The owner of the dominant tenement can enforce an easement against the owner of the servient tenement, even if they are not the original parties to the grant (because easements run with the land). The main remedies are damages and injunction. There are several defences available to a servient owner.
An easement must be used reasonably and in accordance with its terms. If the dominant owner increases the burden on the servient land beyond what was originally contemplated (e.g. using a right of way for heavy commercial vehicles when it was granted for pedestrian access), the servient owner can seek an injunction to prevent the excessive use.

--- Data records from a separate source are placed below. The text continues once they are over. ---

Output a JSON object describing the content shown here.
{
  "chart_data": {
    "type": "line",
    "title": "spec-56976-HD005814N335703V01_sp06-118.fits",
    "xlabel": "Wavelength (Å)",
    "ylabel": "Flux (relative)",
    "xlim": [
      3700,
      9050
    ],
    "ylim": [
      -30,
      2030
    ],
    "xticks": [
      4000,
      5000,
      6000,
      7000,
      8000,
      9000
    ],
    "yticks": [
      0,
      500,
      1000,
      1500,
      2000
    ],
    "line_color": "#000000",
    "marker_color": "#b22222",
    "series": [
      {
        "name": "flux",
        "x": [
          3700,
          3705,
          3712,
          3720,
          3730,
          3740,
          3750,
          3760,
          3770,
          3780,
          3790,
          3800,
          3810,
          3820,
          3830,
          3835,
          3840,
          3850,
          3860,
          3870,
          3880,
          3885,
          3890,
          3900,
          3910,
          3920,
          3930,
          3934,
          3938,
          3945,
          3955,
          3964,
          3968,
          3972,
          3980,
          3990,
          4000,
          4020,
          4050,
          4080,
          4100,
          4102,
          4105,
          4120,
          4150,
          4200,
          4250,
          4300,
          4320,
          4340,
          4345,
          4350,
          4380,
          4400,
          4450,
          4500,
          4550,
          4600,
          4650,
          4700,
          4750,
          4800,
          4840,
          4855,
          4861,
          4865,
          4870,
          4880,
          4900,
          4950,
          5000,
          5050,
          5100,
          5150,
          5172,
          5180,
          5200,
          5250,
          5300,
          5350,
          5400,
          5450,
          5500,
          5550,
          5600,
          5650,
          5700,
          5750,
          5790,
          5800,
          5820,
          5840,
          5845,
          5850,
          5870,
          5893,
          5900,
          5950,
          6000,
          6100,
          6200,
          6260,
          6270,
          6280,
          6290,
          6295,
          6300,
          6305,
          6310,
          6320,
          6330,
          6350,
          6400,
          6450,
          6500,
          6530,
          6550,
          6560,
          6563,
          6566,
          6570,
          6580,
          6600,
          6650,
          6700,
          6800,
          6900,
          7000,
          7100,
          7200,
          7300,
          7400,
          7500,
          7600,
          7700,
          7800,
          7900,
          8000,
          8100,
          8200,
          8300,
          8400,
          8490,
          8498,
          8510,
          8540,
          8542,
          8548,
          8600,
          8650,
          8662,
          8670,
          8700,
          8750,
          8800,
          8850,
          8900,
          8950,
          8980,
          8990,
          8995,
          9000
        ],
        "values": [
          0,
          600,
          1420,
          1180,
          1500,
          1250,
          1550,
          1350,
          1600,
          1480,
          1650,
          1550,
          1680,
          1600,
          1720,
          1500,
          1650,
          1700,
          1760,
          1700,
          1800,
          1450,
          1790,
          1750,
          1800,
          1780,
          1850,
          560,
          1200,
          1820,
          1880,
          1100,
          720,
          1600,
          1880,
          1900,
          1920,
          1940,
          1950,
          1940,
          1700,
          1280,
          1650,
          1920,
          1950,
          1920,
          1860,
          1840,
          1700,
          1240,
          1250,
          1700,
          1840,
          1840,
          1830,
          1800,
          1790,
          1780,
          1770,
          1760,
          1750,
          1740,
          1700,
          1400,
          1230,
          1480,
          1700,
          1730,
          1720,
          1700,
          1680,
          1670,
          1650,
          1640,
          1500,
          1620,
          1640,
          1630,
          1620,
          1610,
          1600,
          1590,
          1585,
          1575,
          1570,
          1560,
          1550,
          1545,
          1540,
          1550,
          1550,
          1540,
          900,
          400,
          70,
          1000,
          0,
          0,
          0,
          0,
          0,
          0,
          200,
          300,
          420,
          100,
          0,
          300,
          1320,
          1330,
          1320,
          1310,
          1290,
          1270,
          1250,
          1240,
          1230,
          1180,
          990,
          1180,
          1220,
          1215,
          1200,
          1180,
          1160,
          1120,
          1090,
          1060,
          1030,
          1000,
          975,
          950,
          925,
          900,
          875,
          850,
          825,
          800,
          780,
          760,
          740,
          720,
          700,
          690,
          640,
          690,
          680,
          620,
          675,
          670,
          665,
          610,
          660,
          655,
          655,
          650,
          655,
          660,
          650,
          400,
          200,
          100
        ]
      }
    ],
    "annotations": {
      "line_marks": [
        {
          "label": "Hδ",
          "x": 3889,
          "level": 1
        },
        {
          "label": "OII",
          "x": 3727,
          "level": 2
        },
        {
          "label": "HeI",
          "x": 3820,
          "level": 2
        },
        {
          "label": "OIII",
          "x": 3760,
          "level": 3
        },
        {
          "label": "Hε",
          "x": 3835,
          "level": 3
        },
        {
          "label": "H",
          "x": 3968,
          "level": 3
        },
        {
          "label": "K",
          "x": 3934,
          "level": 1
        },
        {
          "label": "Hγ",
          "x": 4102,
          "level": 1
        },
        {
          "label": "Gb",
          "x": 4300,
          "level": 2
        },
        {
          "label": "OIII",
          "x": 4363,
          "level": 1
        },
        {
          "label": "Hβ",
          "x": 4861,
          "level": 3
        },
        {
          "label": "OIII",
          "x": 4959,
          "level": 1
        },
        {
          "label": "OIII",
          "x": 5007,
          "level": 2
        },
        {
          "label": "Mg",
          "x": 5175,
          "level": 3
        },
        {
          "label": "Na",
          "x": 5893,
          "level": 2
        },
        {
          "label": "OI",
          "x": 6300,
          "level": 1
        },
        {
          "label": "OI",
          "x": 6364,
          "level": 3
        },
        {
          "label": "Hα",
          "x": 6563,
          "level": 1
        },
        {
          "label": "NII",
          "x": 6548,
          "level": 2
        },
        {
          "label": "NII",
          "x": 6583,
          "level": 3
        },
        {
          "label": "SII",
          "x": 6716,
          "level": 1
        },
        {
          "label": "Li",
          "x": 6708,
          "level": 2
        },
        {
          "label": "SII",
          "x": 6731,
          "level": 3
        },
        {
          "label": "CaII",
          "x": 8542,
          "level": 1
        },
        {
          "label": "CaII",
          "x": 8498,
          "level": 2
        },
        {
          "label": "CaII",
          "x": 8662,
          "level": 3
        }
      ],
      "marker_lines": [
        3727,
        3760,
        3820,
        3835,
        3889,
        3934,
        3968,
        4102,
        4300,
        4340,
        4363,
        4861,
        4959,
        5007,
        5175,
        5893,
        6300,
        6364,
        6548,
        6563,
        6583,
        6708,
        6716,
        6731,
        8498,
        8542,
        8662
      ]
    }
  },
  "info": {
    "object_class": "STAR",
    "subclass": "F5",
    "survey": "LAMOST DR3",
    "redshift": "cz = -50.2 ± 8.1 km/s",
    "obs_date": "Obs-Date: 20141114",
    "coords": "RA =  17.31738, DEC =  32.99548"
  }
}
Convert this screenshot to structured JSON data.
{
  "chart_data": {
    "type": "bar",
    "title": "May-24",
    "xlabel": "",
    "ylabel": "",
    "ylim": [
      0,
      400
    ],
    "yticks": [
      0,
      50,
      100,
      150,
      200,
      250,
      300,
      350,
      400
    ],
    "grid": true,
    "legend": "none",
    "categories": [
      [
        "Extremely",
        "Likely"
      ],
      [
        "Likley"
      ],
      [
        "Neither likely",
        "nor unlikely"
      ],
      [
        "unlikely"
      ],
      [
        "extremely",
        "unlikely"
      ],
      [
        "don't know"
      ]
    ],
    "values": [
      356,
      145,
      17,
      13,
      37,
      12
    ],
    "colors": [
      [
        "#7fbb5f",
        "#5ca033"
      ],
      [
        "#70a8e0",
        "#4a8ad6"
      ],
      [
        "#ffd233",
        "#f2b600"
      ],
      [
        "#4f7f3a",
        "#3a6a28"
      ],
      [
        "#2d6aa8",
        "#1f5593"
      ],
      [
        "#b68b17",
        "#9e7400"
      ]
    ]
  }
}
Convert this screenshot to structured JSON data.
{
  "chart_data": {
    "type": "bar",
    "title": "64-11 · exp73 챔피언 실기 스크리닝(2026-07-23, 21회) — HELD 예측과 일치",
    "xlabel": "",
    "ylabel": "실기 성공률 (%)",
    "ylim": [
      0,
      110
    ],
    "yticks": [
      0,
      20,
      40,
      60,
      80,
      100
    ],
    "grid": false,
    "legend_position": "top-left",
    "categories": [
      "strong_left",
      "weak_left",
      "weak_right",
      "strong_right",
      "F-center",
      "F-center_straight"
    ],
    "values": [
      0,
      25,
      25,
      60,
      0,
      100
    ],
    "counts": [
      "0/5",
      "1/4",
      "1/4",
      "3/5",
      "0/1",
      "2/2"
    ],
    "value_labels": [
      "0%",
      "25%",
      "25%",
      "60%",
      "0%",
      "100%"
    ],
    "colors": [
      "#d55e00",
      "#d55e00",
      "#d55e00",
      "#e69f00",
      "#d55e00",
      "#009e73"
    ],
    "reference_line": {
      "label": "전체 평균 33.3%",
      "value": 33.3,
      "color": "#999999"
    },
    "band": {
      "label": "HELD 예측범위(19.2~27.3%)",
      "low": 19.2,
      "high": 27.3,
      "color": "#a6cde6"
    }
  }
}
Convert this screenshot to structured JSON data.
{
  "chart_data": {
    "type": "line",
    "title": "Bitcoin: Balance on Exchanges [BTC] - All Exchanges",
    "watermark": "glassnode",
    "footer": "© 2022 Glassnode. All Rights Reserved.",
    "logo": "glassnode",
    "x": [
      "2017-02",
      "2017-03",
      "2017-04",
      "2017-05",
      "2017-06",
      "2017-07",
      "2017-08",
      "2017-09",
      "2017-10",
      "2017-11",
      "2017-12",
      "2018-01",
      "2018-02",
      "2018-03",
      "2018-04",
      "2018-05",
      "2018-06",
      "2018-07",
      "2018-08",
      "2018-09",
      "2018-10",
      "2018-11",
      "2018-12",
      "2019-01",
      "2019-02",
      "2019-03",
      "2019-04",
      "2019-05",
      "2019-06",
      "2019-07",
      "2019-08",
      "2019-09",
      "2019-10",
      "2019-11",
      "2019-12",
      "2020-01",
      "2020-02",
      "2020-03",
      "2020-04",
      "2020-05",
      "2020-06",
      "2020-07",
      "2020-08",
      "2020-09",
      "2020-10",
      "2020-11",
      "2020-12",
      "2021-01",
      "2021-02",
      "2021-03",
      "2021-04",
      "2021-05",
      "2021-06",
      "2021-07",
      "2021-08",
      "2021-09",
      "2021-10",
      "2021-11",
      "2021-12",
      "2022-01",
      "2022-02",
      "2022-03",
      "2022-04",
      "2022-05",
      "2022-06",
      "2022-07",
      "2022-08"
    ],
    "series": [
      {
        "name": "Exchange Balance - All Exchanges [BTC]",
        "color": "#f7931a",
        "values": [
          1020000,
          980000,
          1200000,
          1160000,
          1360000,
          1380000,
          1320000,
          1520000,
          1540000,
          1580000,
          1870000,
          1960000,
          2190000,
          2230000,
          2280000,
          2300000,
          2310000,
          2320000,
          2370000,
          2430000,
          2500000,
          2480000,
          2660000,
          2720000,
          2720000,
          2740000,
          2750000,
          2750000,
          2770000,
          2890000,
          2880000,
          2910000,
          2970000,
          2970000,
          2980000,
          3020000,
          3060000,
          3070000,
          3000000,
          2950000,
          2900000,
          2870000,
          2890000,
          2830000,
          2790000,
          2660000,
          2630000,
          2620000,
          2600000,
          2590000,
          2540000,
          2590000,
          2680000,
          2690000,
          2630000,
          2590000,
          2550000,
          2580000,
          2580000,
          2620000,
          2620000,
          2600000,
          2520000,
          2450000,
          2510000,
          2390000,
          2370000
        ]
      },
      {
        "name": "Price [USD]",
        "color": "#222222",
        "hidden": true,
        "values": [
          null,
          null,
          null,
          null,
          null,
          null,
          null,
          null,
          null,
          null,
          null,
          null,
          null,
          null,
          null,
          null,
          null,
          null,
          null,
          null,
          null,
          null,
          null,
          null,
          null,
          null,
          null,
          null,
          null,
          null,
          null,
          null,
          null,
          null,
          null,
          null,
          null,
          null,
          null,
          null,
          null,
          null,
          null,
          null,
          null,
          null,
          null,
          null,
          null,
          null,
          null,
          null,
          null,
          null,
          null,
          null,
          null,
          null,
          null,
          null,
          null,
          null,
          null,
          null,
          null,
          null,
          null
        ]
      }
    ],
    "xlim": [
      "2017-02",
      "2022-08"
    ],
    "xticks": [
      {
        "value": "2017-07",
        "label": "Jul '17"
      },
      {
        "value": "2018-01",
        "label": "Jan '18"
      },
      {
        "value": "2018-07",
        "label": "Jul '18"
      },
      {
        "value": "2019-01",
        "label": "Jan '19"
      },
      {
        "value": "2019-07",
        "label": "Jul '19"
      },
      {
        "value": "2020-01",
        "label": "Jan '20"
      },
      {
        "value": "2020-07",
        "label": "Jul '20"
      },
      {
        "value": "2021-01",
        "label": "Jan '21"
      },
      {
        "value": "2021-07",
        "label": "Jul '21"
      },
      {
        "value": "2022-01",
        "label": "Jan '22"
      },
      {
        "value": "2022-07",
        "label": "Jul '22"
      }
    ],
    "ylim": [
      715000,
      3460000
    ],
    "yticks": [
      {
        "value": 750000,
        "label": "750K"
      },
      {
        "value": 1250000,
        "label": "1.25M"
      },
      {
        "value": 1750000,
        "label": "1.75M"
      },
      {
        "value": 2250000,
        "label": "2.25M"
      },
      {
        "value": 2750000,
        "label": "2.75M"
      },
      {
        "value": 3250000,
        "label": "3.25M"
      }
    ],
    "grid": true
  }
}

The Law Commission has recommended replacing the current prescription rules with a single, uniform 20-year period for all types of easements. The Prescription Act 1832 is widely criticised as archaic, complex, and inconsistent. The proposed reform would create a simpler, more predictable system. However, these recommendations have not yet been implemented in legislation.
For SQE1 purposes, know that the Law Commission has proposed reform but the current law still relies on the Prescription Act 1832 and lost modern grant. An answer that shows awareness of both the current law and the proposed reform will score well.
DANC helps you remember the four Re Ellenborough Park criteria: Dominant and servient tenement, Accommodates the dominant, Different owners, Capable of grant. If any of DANC fails, there is no easement.
Easements are created three ways: Express (deed), Implied (necessity, common intention, Wheeldon v Burrows, s.62), Prescription (PA 1832, lost modern grant, common law). Think EIP: Express, Implied, Prescription.
For prescription, use must be 'as of right' (nec vi, nec clam, nec precario): without force (open and not covert), without secrecy (the servient owner knows about it), and without permission (if the servient owner gave permission, the clock resets).